La atracción que ofrece Riga a un policía sueco se explica a través de su personaje, Wallander, interpretado en el cine y en una serie TV por el actor sueco Rolf Lassgård , al que Mankell dedicó su libro La pirámide. Para un sueco, Riga, alcanzable en transbordador desde el otro lado del Báltico, es la ciudad blanca, como la Lisboa de Wenders.
El inspector Wallander debe investigar la muerte de dos letones, cuyos cadáveres llegaron a la costa sueca, a bordo de un bote salvavidas. Su vida cambia para bien al conocer a Baiba Lepa; entran en combustión un nuevo amor, la intriga policial y el momento difícil de Letonia que transita del mundo soviético a la democracia. Riga es la referencia y el transbordador el símbolo de la unión entre las dos riberas.

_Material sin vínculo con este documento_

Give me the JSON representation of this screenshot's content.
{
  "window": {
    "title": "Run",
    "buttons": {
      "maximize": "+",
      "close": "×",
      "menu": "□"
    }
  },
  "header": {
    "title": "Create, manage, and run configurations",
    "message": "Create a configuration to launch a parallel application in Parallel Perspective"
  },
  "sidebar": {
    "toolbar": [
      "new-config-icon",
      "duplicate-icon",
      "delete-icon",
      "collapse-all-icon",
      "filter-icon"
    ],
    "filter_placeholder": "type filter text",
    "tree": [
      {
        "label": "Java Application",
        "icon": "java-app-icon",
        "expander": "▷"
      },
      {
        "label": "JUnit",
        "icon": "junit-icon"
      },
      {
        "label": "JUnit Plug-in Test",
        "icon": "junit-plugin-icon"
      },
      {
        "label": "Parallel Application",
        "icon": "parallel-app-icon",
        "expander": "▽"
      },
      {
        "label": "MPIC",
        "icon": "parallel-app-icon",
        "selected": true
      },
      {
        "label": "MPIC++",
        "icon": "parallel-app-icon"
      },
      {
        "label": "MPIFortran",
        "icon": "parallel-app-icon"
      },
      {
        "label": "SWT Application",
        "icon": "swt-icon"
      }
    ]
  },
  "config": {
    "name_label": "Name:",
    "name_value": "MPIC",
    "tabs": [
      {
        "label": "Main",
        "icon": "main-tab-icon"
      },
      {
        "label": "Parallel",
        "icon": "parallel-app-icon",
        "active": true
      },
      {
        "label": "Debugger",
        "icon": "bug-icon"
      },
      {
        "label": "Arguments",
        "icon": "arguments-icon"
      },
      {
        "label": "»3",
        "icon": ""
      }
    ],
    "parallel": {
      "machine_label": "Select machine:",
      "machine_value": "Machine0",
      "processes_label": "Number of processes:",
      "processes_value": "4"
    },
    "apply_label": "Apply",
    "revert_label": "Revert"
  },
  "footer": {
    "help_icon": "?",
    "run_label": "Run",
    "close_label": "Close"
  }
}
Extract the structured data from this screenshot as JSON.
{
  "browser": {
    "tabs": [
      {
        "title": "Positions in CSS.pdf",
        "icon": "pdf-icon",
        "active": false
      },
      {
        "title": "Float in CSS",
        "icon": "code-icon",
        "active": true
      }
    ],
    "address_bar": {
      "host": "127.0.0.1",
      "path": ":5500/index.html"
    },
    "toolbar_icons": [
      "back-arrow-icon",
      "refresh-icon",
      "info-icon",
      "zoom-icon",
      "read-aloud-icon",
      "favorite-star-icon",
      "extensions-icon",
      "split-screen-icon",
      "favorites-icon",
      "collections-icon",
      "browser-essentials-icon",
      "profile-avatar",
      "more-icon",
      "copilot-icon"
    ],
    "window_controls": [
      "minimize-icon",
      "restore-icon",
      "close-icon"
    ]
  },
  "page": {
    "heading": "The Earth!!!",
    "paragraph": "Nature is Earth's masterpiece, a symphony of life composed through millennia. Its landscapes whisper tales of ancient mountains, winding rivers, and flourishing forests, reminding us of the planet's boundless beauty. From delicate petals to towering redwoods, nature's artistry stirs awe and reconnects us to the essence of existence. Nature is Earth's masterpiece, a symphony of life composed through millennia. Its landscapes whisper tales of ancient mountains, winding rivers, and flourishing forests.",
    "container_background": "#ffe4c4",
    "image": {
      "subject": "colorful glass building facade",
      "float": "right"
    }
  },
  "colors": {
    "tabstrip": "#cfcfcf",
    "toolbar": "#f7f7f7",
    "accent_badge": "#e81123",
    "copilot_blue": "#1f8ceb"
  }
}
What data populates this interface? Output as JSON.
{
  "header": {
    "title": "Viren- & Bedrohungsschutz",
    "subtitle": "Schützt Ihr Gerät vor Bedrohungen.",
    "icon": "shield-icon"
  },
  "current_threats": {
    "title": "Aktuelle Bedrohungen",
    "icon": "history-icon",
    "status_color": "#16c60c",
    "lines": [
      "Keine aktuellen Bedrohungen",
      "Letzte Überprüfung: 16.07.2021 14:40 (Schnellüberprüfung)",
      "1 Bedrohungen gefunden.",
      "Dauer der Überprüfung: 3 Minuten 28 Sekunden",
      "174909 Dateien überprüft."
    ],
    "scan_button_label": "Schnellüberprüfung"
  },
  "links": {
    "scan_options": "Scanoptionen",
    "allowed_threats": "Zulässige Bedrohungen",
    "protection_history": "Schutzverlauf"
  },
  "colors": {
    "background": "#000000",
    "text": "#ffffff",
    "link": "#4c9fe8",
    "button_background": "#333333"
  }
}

La capital es fruto de maestros del urbanismo, como H. Zirkwitz, Friedrich Scheffel, Heinrich Scheel, y Konstantin Peksens, entre otros, sin desmerecer la figura descollante de Mijail Eisenstein, el padre del director de cine Seguéi Einsestein, conocido por las películas Octubre o El acorazado Potemkin. Los veranos frescos de Letonia propician el disfrute de los sentidos y el cuidado del cuerpo, especialidades de una zona de Europa en la que los mejores hoteles se han convertido en balnearios; en su interior, conservan los arabescos de Riga y los techos artesonados del art decó.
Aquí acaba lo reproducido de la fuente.